23. August 2007 — Medienblick

Eigentlich wurde ja schon alles geschrieben zum Thema Pub-Crawl, also über jene geführten Kneipentouren durch Berlin in denen sich vor allem Touristen für einen Pauschalbetrag (um die zehn Euro) ordentlich die Kante geben. Doch der Berliner Tagesspiegel springt, wohl anlässlich der Zitty-Titelstory “Ballermann Mitte” von Anfang August (wir erinnern uns), einfach nochmal auf den Saufreportagen-Zug auf. Neues gibt es erwartungsgemäß nicht zu berichten, was wohl auch daran liegt, dass der Tagesspiegel das Thema bereits im Februar 2006 komplett durch hatte. Es handelt sich also um schnödes Sommerloch-Recycling einer bereits bekannten Geschichte. Nebenbei bemerkt ist auch der Titel “Die Saufkundschaft von Mitte” nur mäßig komisch.

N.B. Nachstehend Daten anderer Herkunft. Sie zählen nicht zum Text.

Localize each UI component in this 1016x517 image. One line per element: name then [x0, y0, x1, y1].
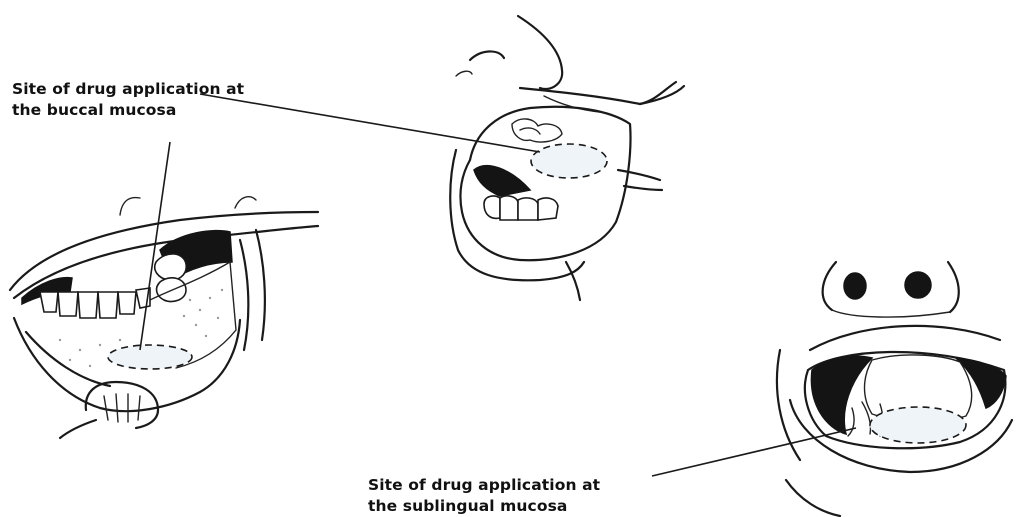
buccal-label-line-1: Site of drug application at	[12, 79, 244, 100]
center-mouth-drawing	[200, 16, 684, 300]
buccal-site-center	[531, 144, 607, 178]
left-mouth-drawing	[10, 142, 318, 438]
sublingual-site	[870, 407, 966, 443]
right-mouth-drawing	[652, 262, 1012, 516]
buccal-label-line-2: the buccal mucosa	[12, 100, 244, 121]
sublingual-label-line-2: the sublingual mucosa	[368, 496, 600, 517]
sublingual-label-line-1: Site of drug application at	[368, 475, 600, 496]
sublingual-site-label: Site of drug application at the sublingu…	[368, 475, 600, 517]
buccal-site-left	[108, 345, 192, 369]
buccal-site-label: Site of drug application at the buccal m…	[12, 79, 244, 121]
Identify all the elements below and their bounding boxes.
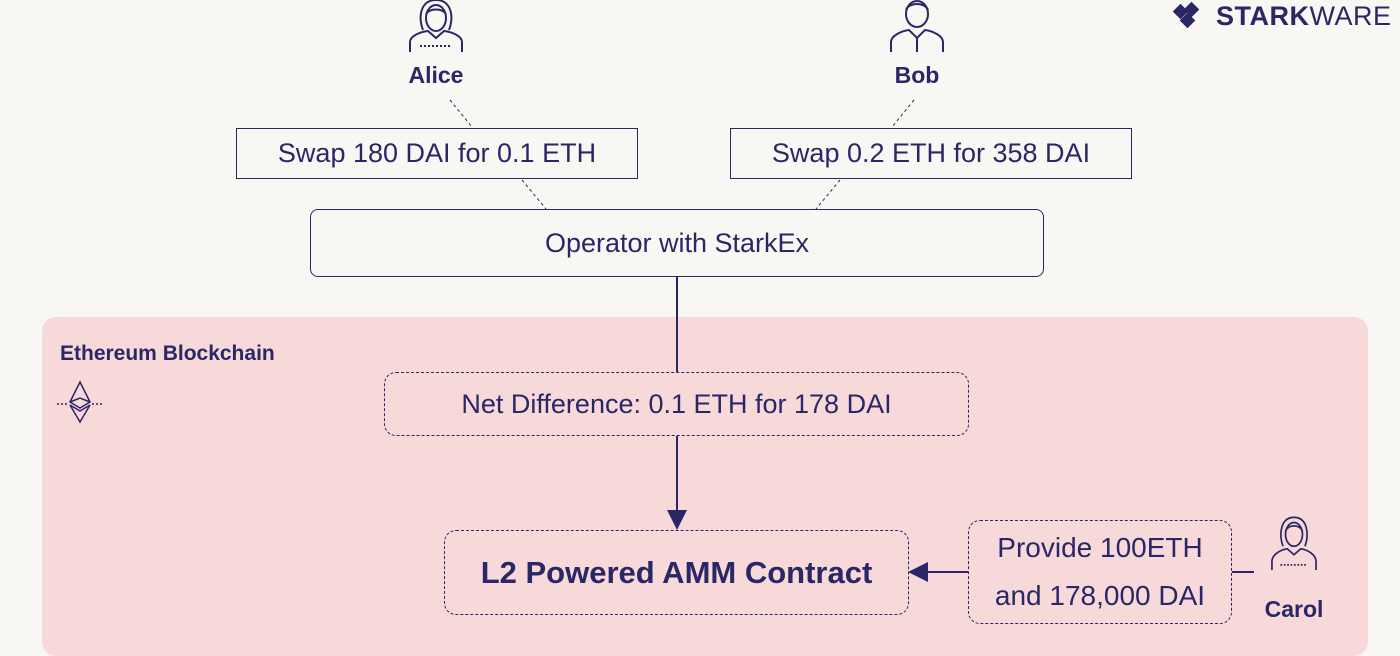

Aber na gut, wir wollen mal nicht so sein: Hier ist der Link dazu.
Auch die Zeitung WELT ist jetzt, leicht verspätet, endlich beim Pub-Crawling durch Berlins Mitte dabei, schließlich sei das “zurzeit der letzte Schrei”. Na wer’s glaubt: “Beim Pub-Crawl bleibt keiner nüchtern”, heißt der gleichfalls nüchterne Titel dieser Abklatsch-Story - und wir sind weiterhin gespannt, welche Geschichten noch aus dem Pub-Crawl-Sommerloch hervorgezaubert werden.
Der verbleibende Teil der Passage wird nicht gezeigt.